Debezium source connector, add a field to the `after` object

3 min read 04-10-2024
Debezium source connector, add a field to the `after` object


Adding a Custom Field to Your Debezium after Object: A Comprehensive Guide

Problem: You're using Debezium to capture changes in your database and want to include additional, custom data in the after object of your change events. This data might be calculated from existing fields or represent external information relevant to the change.

Rephrased: Imagine you're tracking changes to your customer database with Debezium. You want to include each customer's loyalty points balance in the change event, even though it's not stored directly in the database table.

Scenario and Original Code:

Let's say you're using Debezium to track changes in a customers table:

CREATE TABLE customers (
  id INT PRIMARY KEY,
  name VARCHAR(255),
  email VARCHAR(255)
);

Your Debezium connector configuration currently looks like this:

name: my-connector
connector.class: io.debezium.connector.mysql.MySqlConnector
tasks.max: 1
database.hostname: localhost
database.port: 3306
database.user: user
database.password: password
database.server.name: mydb
database.whitelist: "type=mysql, databases=mydb"
table.whitelist: "type=mysql, databases=mydb, tables=customers"

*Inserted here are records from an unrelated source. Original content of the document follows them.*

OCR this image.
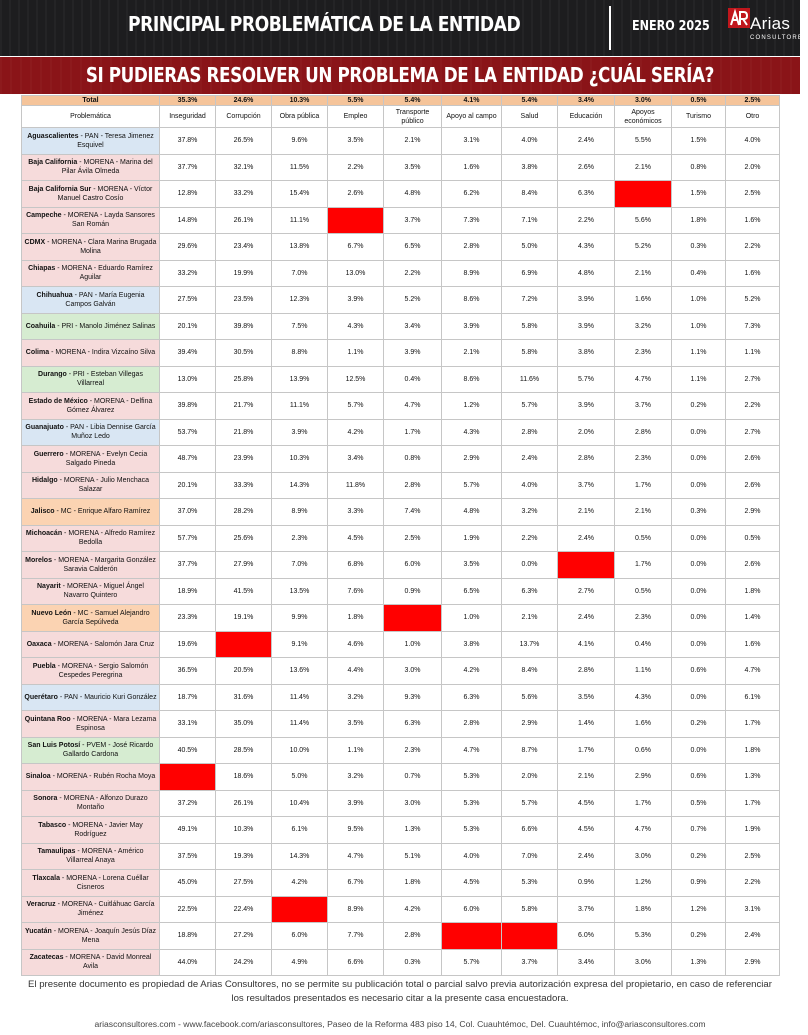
PRINCIPAL PROBLEMÁTICA DE LA ENTIDAD	ENERO 2025 Arias
CONSULTORES
SI PUDIERAS RESOLVER UN PROBLEMA DE LA ENTIDAD ¿CUÁL SERÍA?
Total	35.3%	24.6%	10.3%	5.5%	5.4%	4.1%	5.4%	3.4%	3.0%	0.5%	2.5%
Problemática	Inseguridad	Corrupción	Obra pública	Empleo	Transporte público	Apoyo al campo	Salud	Educación	Apoyos económicos	Turismo	Otro
Aguascalientes - PAN - Teresa Jimenez Esquivel	37.8%	26.5%	9.6%	3.5%	2.1%	3.1%	4.0%	2.4%	5.5%	1.5%	4.0%
Baja California - MORENA - Marina del Pilar Ávila Olmeda	37.7%	32.1%	11.5%	2.2%	3.5%	1.6%	3.8%	2.6%	2.1%	0.8%	2.0%
Baja California Sur - MORENA - Víctor Manuel Castro Cosío	12.8%	33.2%	15.4%	2.6%	4.8%	6.2%	8.4%	6.3%	6.2%	1.5%	2.5%
Campeche - MORENA - Layda Sansores San Román	14.8%	26.1%	11.1%	10.7%	3.7%	7.3%	7.1%	2.2%	5.6%	1.8%	1.6%
CDMX - MORENA - Clara Marina Brugada Molina	29.6%	23.4%	13.8%	6.7%	6.5%	2.8%	5.0%	4.3%	5.2%	0.3%	2.2%
Chiapas - MORENA - Eduardo Ramírez Aguilar	33.2%	19.9%	7.0%	13.0%	2.2%	8.9%	6.9%	4.8%	2.1%	0.4%	1.6%
Chihuahua - PAN - María Eugenia Campos Galván	27.5%	23.5%	12.3%	3.9%	5.2%	8.6%	7.2%	3.9%	1.6%	1.0%	5.2%
Coahuila - PRI - Manolo Jiménez Salinas	20.1%	39.8%	7.5%	4.3%	3.4%	3.9%	5.8%	3.9%	3.2%	1.0%	7.3%
Colima - MORENA - Indira Vizcaíno Silva	39.4%	30.5%	8.8%	1.1%	3.9%	2.1%	5.8%	3.8%	2.3%	1.1%	1.1%
Durango - PRI - Esteban Villegas Villarreal	13.0%	25.8%	13.9%	12.5%	0.4%	8.6%	11.6%	5.7%	4.7%	1.1%	2.7%
Estado de México - MORENA - Delfina Gómez Álvarez	39.8%	21.7%	11.1%	5.7%	4.7%	1.2%	5.7%	3.9%	3.7%	0.2%	2.2%
Guanajuato - PAN - Libia Dennise García Muñoz Ledo	53.7%	21.8%	3.9%	4.2%	1.7%	4.3%	2.8%	2.0%	2.8%	0.0%	2.7%
Guerrero - MORENA - Evelyn Cecia Salgado Pineda	48.7%	23.9%	10.3%	3.4%	0.8%	2.9%	2.4%	2.8%	2.3%	0.0%	2.6%
Hidalgo - MORENA - Julio Menchaca Salazar	20.1%	33.3%	14.3%	11.8%	2.8%	5.7%	4.0%	3.7%	1.7%	0.0%	2.6%
Jalisco - MC - Enrique Alfaro Ramírez	37.0%	28.2%	8.9%	3.3%	7.4%	4.8%	3.2%	2.1%	2.1%	0.3%	2.9%
Michoacán - MORENA - Alfredo Ramírez Bedolla	57.7%	25.6%	2.3%	4.5%	2.5%	1.9%	2.2%	2.4%	0.5%	0.0%	0.5%
Morelos - MORENA - Margarita González Saravia Calderón	37.7%	27.9%	7.0%	6.8%	6.0%	3.5%	0.0%	6.7%	1.7%	0.0%	2.6%
Nayarit - MORENA - Miguel Ángel Navarro Quintero	18.9%	41.5%	13.5%	7.6%	0.9%	6.5%	6.3%	2.7%	0.5%	0.0%	1.8%
Nuevo León - MC - Samuel Alejandro García Sepúlveda	23.3%	19.1%	9.9%	1.8%	16.7%	1.0%	2.1%	2.4%	2.3%	0.0%	1.4%
Oaxaca - MORENA - Salomón Jara Cruz	19.6%	42.3%	9.1%	4.6%	1.0%	3.8%	13.7%	4.1%	0.4%	0.0%	1.6%
Puebla - MORENA - Sergio Salomón Cespedes Peregrina	36.5%	20.5%	13.6%	4.4%	3.0%	4.2%	8.4%	2.8%	1.1%	0.6%	4.7%
Querétaro - PAN - Mauricio Kuri González	18.7%	31.6%	11.4%	3.2%	9.3%	6.3%	5.6%	3.5%	4.3%	0.0%	6.1%
Quintana Roo - MORENA - Mara Lezama Espinosa	33.1%	35.0%	11.4%	3.5%	6.3%	2.8%	2.9%	1.4%	1.6%	0.2%	1.7%
San Luis Potosí - PVEM - José Ricardo Gallardo Cardona	40.5%	28.5%	10.0%	1.1%	2.3%	4.7%	8.7%	1.7%	0.6%	0.0%	1.8%
Sinaloa - MORENA - Rubén Rocha Moya	58.4%	18.6%	5.0%	3.2%	0.7%	5.3%	2.0%	2.1%	2.9%	0.6%	1.3%
Sonora - MORENA - Alfonzo Durazo Montaño	37.2%	26.1%	10.4%	3.9%	3.0%	5.3%	5.7%	4.5%	1.7%	0.5%	1.7%
Tabasco - MORENA - Javier May Rodríguez	49.1%	10.3%	6.1%	9.5%	1.3%	5.3%	6.6%	4.5%	4.7%	0.7%	1.9%
Tamaulipas - MORENA - Américo Villarreal Anaya	37.5%	19.3%	14.3%	4.7%	5.1%	4.0%	7.0%	2.4%	3.0%	0.2%	2.5%
Tlaxcala - MORENA - Lorena Cuéllar Cisneros	45.0%	27.5%	4.2%	6.7%	1.8%	4.5%	5.3%	0.9%	1.2%	0.9%	2.2%
Veracruz - MORENA - Cuitláhuac García Jiménez	22.5%	22.4%	20.5%	8.9%	4.2%	6.0%	5.8%	3.7%	1.8%	1.2%	3.1%
Yucatán - MORENA - Joaquín Jesús Díaz Mena	18.8%	27.2%	6.0%	7.7%	2.8%	9.4%	14.3%	6.0%	5.3%	0.2%	2.4%
Zacatecas - MORENA - David Monreal Avila	44.0%	24.2%	4.9%	6.6%	0.3%	5.7%	3.7%	3.4%	3.0%	1.3%	2.9%
El presente documento es propiedad de Arias Consultores, no se permite su publicación total o parcial salvo previa autorización expresa del propietario, en caso de referenciar los resultados presentados es necesario citar a la presente casa encuestadora.
ariasconsultores.com - www.facebook.com/ariasconsultores, Paseo de la Reforma 483 piso 14, Col. Cuauhtémoc, Del. Cuauhtémoc, info@ariasconsultores.com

This captures changes to the customers table but only includes the id, name, and email fields in the after object of the change events.

Adding a Custom Field:

You can extend the after object using a custom Debezium processor. Here's how:

  1. Create a Custom Processor:

    • You'll need a Java class that implements the io.debezium.pipeline.source.spi.ChangeEventSourceProcessor interface.
    • This processor will be responsible for modifying the change event before it's sent to your sink.
  2. Define the Processor Logic:

    • Implement the process method, which receives the change event as an argument.
    • Inside the method, access the after object, calculate or retrieve your custom field value, and add it to the object.

Example Code:

public class CustomerLoyaltyProcessor implements ChangeEventSourceProcessor {
  @Override
  public void process(ChangeEventSourceContext context, SourceRecord record) {
    if (record.value() instanceof Struct) {
      Struct value = (Struct) record.value();
      // Assuming loyalty points are stored in a separate system
      int loyaltyPoints = getLoyaltyPoints(value.getString("id"));

      // Add the loyaltyPoints field to the "after" object
      value.put("loyaltyPoints", loyaltyPoints);

      // Replace the original record value with the modified "after" object
      record = new SourceRecord(record.sourceOffset(), record.sourcePartition(), record.topic(), record.keySchema(), record.key(), value.schema(), value);
      context.output(record);
    }
  }

  // Placeholder for retrieving loyalty points (replace with your actual logic)
  private int getLoyaltyPoints(String customerId) {
    // ... your code to fetch loyalty points from a different system
  }
}
  1. Configure the Processor:
    • In your Debezium connector configuration, add the processor.class property and set it to your custom processor's class name.
    • You might need to add the processor's JAR file to the classpath of your connector.

Enhanced Configuration:

name: my-connector
connector.class: io.debezium.connector.mysql.MySqlConnector
tasks.max: 1
database.hostname: localhost
database.port: 3306
database.user: user
database.password: password
database.server.name: mydb
database.whitelist: "type=mysql, databases=mydb"
table.whitelist: "type=mysql, databases=mydb, tables=customers"
processor.class: com.example.CustomerLoyaltyProcessor

Now, your change events will include the loyaltyPoints field in the after object, allowing you to access and use this information in your downstream applications.

Further Enhancements:

  • Error Handling: Implement proper error handling in the getLoyaltyPoints method to gracefully handle cases where retrieving loyalty points fails.
  • Performance Optimization: If performance is a concern, optimize your getLoyaltyPoints method to avoid unnecessary database calls or API requests.
  • Custom Schemas: For complex custom fields, you can define a custom schema for your after object using the Debezium SchemaRegistry and RecordValidator features.

Conclusion:

This article demonstrated how to extend the after object of Debezium change events by creating a custom processor. This allows you to include additional, relevant data not directly available in the database table, enriching your event data and enabling more advanced use cases. By following these steps, you can easily customize your change events to meet your specific requirements.